Considering how close it is to my house, how youthful, winsome and alluring the staff are, and that it’s one of South London’s very few genuine brewpubs, I really don’t spend enough time at The Florence.
Still, a recent visit afforded the chance to watch brewer Peter Haydon at work, and to try this, a 5.4% Belgian ale. Perhaps this is not the most appropriate thing to drink just feet from where a fresh batch of Weasel or Bonobo is being boiled up, but the 300 Beers project is a harsh mistress. The choice is out of my hands.
Squinting through The Florence’s mood lighting, I can just make out that Palm Spéciale is a warm amber colour with a thick, foamy layer of froth on top. There isn’t a great deal of aroma beyond a few unmistakably Belgian esters.

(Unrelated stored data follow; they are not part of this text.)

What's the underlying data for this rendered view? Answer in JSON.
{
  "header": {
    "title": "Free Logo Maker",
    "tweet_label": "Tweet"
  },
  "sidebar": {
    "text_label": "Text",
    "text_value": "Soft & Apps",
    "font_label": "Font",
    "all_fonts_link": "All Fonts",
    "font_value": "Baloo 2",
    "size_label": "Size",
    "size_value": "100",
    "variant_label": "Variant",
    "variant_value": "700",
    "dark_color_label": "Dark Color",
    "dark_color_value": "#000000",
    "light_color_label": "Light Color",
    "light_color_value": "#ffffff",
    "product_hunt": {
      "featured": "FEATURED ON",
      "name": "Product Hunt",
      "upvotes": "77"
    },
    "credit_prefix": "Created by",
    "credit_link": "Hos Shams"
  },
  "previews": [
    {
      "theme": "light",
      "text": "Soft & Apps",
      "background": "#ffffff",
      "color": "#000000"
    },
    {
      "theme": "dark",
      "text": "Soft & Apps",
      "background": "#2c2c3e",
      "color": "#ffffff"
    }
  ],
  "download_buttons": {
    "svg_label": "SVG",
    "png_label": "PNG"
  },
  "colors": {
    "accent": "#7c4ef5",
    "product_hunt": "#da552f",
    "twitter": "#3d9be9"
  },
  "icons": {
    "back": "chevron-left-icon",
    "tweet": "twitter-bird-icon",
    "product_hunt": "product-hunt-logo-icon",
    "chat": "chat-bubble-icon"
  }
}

The mouthfeel is dense and rich, if a little sticky, while the flavour is all caramel and toffee, and is reminiscent of Werther’s Originals. Interestingly, Palm Spéciale numbers corn among its ingredients. I’ve no idea how prevalent corn is among Belgian beers, but it does seem to add a certain complexity to proceedings.
Perhaps not surprisingly, Palm Spéciale is similar to De Koninck, but combined with the thick sweetness of Manns Original Brown Ale. In fact, this is another Belgian beer that manages to seem sweet at first, yet leaves a lingering, dry finish that lasts some time. That may well be the corn at work, now I think about it.
This is also another Belgian beer that I can’t help thinking needs a heftier dose of alcohol in it, say 6% or more, to make it really special. It’s a pleasant enough beer all the same, but I’m not sure it’s the sort of thing I’d go out of my way to find again.
That’s not a problem, since the aromas of malted barley and fresh hops in here have got me in the mood for a pint of something altogether more local.